The medical records of all patients with TOF/MAPCAs who underwent unifocalisation or pulmonary artery reconstruction surgery from March, 2002 to June, 2018 were reviewed. Anaesthesia records, peri-operative bronchoscopy, and/or chest CT reports were reviewed to assess for diagnoses of abnormal or difficult airway. Associations between chromosomal anomalies and airway abnormalities - difficult anaesthetic airway, bronchoscopy, and/or CT findings - were defined.
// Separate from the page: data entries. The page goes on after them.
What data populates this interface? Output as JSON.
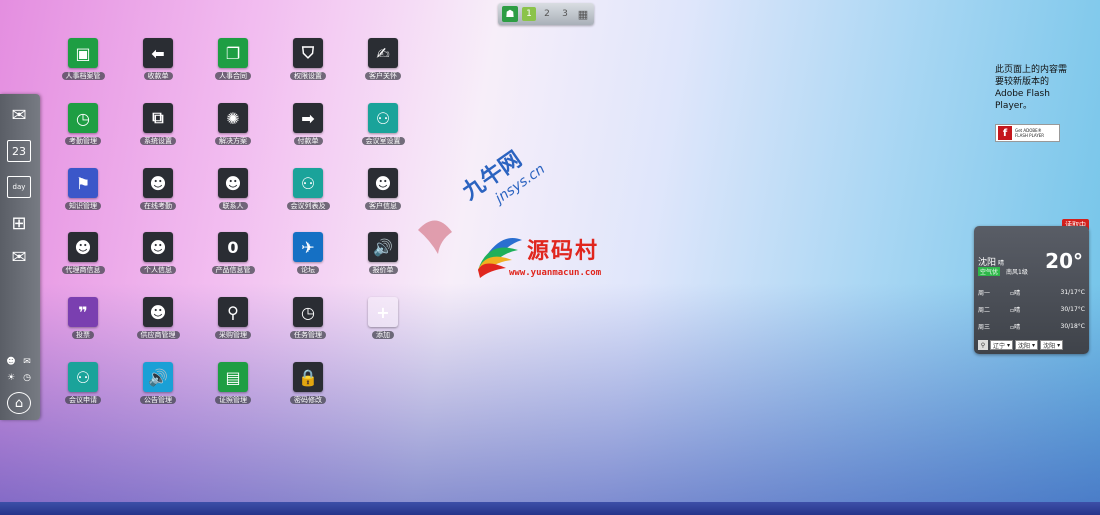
{
  "pager": {
    "pages": [
      "1",
      "2",
      "3"
    ],
    "active_page": "1"
  },
  "dock": {
    "icons": [
      "mail-icon",
      "calendar-icon",
      "day-icon",
      "widget-add-icon",
      "mail-alt-icon"
    ],
    "calendar_number": "23",
    "day_label": "day"
  },
  "apps": [
    {
      "label": "人事档案管",
      "color": "#1e9e43",
      "icon": "contacts-icon",
      "glyph": "▣"
    },
    {
      "label": "收款单",
      "color": "#2a2d33",
      "icon": "arrow-left-icon",
      "glyph": "⬅"
    },
    {
      "label": "人事合同",
      "color": "#1e9e43",
      "icon": "windows-icon",
      "glyph": "❐"
    },
    {
      "label": "权限设置",
      "color": "#2a2d33",
      "icon": "shield-icon",
      "glyph": "⛉"
    },
    {
      "label": "客户关怀",
      "color": "#2a2d33",
      "icon": "user-pen-icon",
      "glyph": "✍"
    },
    {
      "label": "考勤管理",
      "color": "#1e9e43",
      "icon": "clock-icon",
      "glyph": "◷"
    },
    {
      "label": "系统设置",
      "color": "#2a2d33",
      "icon": "settings-icon",
      "glyph": "⧉"
    },
    {
      "label": "解决方案",
      "color": "#2a2d33",
      "icon": "aperture-icon",
      "glyph": "✺"
    },
    {
      "label": "付款单",
      "color": "#2a2d33",
      "icon": "arrow-right-icon",
      "glyph": "➡"
    },
    {
      "label": "会议室设置",
      "color": "#1aa39a",
      "icon": "meeting-icon",
      "glyph": "⚇"
    },
    {
      "label": "知识管理",
      "color": "#3b57c9",
      "icon": "knowledge-icon",
      "glyph": "⚑"
    },
    {
      "label": "在线考勤",
      "color": "#2a2d33",
      "icon": "user-icon",
      "glyph": "☻"
    },
    {
      "label": "联系人",
      "color": "#2a2d33",
      "icon": "users-icon",
      "glyph": "☻"
    },
    {
      "label": "会议列表及",
      "color": "#1aa39a",
      "icon": "meeting-list-icon",
      "glyph": "⚇"
    },
    {
      "label": "客户信息",
      "color": "#2a2d33",
      "icon": "user-add-icon",
      "glyph": "☻"
    },
    {
      "label": "代理商信息",
      "color": "#2a2d33",
      "icon": "agent-icon",
      "glyph": "☻"
    },
    {
      "label": "个人信息",
      "color": "#2a2d33",
      "icon": "profile-icon",
      "glyph": "☻"
    },
    {
      "label": "产品信息管",
      "color": "#2a2d33",
      "icon": "product-icon",
      "glyph": "0"
    },
    {
      "label": "论坛",
      "color": "#1570c4",
      "icon": "forum-icon",
      "glyph": "✈"
    },
    {
      "label": "报价单",
      "color": "#2a2d33",
      "icon": "speaker-icon",
      "glyph": "🔊"
    },
    {
      "label": "投票",
      "color": "#7a3fb0",
      "icon": "vote-icon",
      "glyph": "❞"
    },
    {
      "label": "供应商管理",
      "color": "#2a2d33",
      "icon": "supplier-icon",
      "glyph": "☻"
    },
    {
      "label": "采购管理",
      "color": "#2a2d33",
      "icon": "search-icon",
      "glyph": "⚲"
    },
    {
      "label": "任务管理",
      "color": "#2a2d33",
      "icon": "task-clock-icon",
      "glyph": "◷"
    },
    {
      "label": "添加",
      "color": "rgba(255,255,255,0.35)",
      "icon": "add-icon",
      "glyph": "+"
    },
    {
      "label": "会议申请",
      "color": "#1aa39a",
      "icon": "meeting-request-icon",
      "glyph": "⚇"
    },
    {
      "label": "公告管理",
      "color": "#1aa0d6",
      "icon": "announce-icon",
      "glyph": "🔊"
    },
    {
      "label": "证照管理",
      "color": "#1e9e43",
      "icon": "certificate-icon",
      "glyph": "▤"
    },
    {
      "label": "密码修改",
      "color": "#2a2d33",
      "icon": "lock-icon",
      "glyph": "🔒"
    }
  ],
  "flash": {
    "message": "此页面上的内容需要较新版本的 Adobe Flash Player。",
    "button_line1": "Get ADOBE®",
    "button_line2": "FLASH PLAYER"
  },
  "weather": {
    "loading": "读取中",
    "city": "沈阳",
    "condition": "晴",
    "air_quality": "空气优",
    "wind": "南风1级",
    "temperature": "20°",
    "forecast": [
      {
        "day": "周一",
        "cond": "晴",
        "range": "31/17°C"
      },
      {
        "day": "周二",
        "cond": "晴",
        "range": "30/17°C"
      },
      {
        "day": "周三",
        "cond": "晴",
        "range": "30/18°C"
      }
    ],
    "province": "辽宁",
    "city_select": "沈阳",
    "district_select": "沈阳"
  },
  "watermark": {
    "brand1": "九牛网",
    "brand1_domain": "jnsys.cn",
    "brand2": "源码村",
    "brand2_domain": "www.yuanmacun.com"
  }
}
Of the 564 patients with TOF/MAPCAs who underwent unifocalisation or pulmonary artery reconstruction surgery at our institution, 211 (37%) had a documented chromosome 22q11 microdeletion and 28 (5%) had a difficult airway/intubation reported at the time of surgery. Chest CT and/or peri-operative bronchoscopy were performed in 234 (41%) of these patients. Abnormalities related to malacia or compression were common. In total 35 patients had both CT and bronchoscopy within 3 months of each other, with concordant findings in 32 (91%) and partially concordant findings in the other 3.
This is the largest series of detailed airway findings (direct laryngoscopy, CT, and bronchoscopy) in TOF/MAPCAS patients. Although these findings are specific to an at-risk population for airway abnormalities, they support the utility of CT and /or bronchoscopy in detecting airway abnormalities in patients with TOF/MAPCAs.
患有法洛四联症、肺动脉闭锁及主-肺动脉侧支(TOF/MAPCAs)的儿童在接受单灶化手术术后有发生呼吸并发症的风险。因此,我们评估并进一步明确了在我们这组超过500例TOF/MAPCAs患儿中,通过直接喉镜检查、胸部计算机断层扫描(CT)和/或支气管镜检查所确定的气道异常发生率。
回顾了2002年3月至2018年6月期间所有接受单灶化或肺动脉重建手术的TOF/MAPCAs患者的病历。查阅麻醉记录、围手术期支气管镜检查报告和/或胸部CT报告,以评估是否存在气道异常或困难气道的诊断。明确了染色体异常与气道异常(困难麻醉气道、支气管镜检查和/或CT表现)之间的关联。
在我们机构接受单灶化或肺动脉重建手术的564例TOF/MAPCAs患者中,211例(37%)记录有22号染色体q11微缺失,28例(5%)在手术时有困难气道/插管的报告。其中234例(41%)患者进行了胸部CT和/或围手术期支气管镜检查。与软化或受压相关的异常很常见。共有35例患者在3个月内先后进行了CT和支气管镜检查,其中32例(91%)结果一致,另外3例部分一致。
这是关于TOF/MAPCAS患者详细气道检查结果(直接喉镜检查、CT和支气管镜检查)的最大系列研究。尽管这些结果是特定于气道异常高危人群的,但它们支持CT和/或支气管镜检查在检测TOF/MAPCAs患者气道异常方面的实用性。